Strategi komunikasi keliru pada kasus pembakaran bendera

Jika tidak dimanajemen dengan tepat, kasus pembakaran bendera ini berpotensi menjelma sebagai gerakan besar dan berjilid-jilid

Barisan Ansor Serbaguna (Banser) menjadi sorotan utama media dan masyarakat beberapa hari terakhir ini. Bukan karena aksi heroik seperti yang pernah dilakukan oleh Riyanto, salah satu anggota dari badan otonom Nahdlatul Ulama (NU) ini pada malam pada 2000 silam, yang rela mengorbankan nyawa demi melindungi jemaat Gereja Eben Haezar Mojokerto dari serangan bom. Kali ini, niat beraksi bak nasionalis sejati oleh beberapa oknum Banser di Garut malah mendapat kecaman dari banyak pihak.

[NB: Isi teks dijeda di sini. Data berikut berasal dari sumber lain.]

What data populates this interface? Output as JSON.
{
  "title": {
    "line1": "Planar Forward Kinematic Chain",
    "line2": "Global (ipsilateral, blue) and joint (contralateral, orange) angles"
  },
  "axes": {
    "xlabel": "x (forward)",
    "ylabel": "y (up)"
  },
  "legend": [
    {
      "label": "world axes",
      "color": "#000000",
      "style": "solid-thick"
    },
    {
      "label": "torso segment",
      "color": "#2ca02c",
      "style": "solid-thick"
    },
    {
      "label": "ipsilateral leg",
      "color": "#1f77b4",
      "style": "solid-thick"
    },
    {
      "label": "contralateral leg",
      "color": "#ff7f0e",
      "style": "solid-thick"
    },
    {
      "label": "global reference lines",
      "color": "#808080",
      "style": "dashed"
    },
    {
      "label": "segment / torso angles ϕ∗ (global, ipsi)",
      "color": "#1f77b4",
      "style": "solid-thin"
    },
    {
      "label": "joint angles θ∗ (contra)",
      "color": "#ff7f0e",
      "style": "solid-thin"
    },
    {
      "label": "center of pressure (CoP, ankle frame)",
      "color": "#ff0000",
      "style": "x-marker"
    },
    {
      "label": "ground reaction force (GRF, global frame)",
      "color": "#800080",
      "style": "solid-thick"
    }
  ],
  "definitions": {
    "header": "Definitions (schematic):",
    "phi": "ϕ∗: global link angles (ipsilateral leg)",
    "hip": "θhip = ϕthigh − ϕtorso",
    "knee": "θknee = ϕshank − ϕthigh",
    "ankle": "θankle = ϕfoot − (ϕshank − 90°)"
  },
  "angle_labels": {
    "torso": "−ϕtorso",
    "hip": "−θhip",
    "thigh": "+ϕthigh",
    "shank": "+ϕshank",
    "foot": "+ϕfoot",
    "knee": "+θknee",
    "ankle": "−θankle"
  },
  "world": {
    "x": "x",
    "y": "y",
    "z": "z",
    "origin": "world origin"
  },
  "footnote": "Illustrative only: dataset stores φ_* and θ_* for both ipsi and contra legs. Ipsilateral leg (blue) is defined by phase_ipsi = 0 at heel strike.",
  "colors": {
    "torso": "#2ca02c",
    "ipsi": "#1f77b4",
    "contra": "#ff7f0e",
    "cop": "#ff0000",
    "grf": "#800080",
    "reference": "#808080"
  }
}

Kejadian ini bermula saat perayaan Hari Santri Nasional di Lapang Alun-alun Kecamatan Limbangan, Garut, Senin, 22 Oktober 2018. Beberapa oknum anggota Banser membakar bendera yang diklaim sebagai bendera milik salah satu organisasi terlarang di Indonesia, Hizbut Tahrir Indonesia (HTI). Aksi tersebut direkam dan tersebar luas melalui sosial media dan menimbulkan berbagai macam reaksi masyarakat.

Melihat gejolak di masyarakat, pemerintah bergerak cepat dengan menggelar rapat kooordinasi bersama Kapolri, Jaksa Agung, Kementerian Dalam Negeri, Kementerian Hukum dan HAM, Majelis Ulama Indonesia (MUI), dan PBNU. Tidak butuh waktu lama, polisi langsung mengamankan oknum-oknum yang diduga terlibat di dalam video viral tersebut.

Strategi komunikasi gegabah

Konflik sudah terlanjur membara di tengah masyarakat. Pemerintah dan aparat keamanan tidak ada pilihan lain, kecuali harus memanajemen konflik tersebut agar tidak menjadi lebih buruk lagi dan sebaliknya dapat mereda.